#arte povera
Alighiero Boetti (1940-1994)
Mario Merz - Igloos
ALIGHIERO BOETTI’S TEXT/ILES
Alighiero Boetti was born in Torino in 1940. He studied business administration and mathematics before becoming an artist. Although he has been routinely associated with the Arte Povera movement of the 1960s, based largely on his choice of materials and general disdain for slick, industrial design, his art is more properly understood as Conceptual.
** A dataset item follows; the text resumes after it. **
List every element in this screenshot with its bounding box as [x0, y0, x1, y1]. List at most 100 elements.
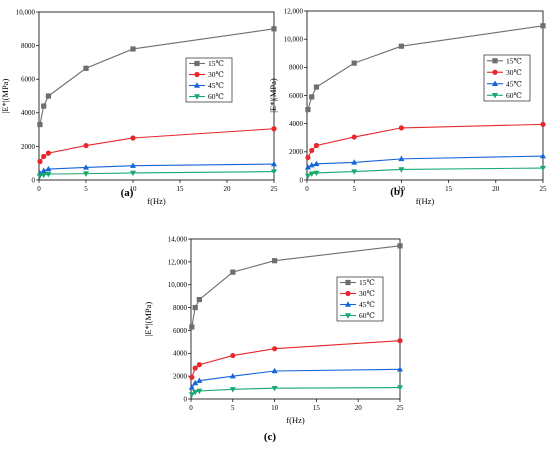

In 1972 he and his business partner, Gholam Dagastir, founded an artists’ commune in Kabul called One Hotel. There Boetti met with teams of Afghan weavers and embroiderers who executed his series of textile maps of the world. The Soviet invasion of Afghanistan in 1979 forced this production to move to Pakistan. The Arazzi series– square woven grids of 16- and 25-word Italian phrases–were executed in Peshawar in the 1980s and early ‘90s. The Arazzi reify the meaning of the Latin verb textere, or “to weave.” The cryptic phrases (“Ordine in disordine,” “Dare il tempo al tempo,” “Niente da vedere, niente da nascondere,) which recall mottos, koans, aphorisms and proverbs, often refer (or at least can be applied) to aspects of Boetti’s quirky aesthetic.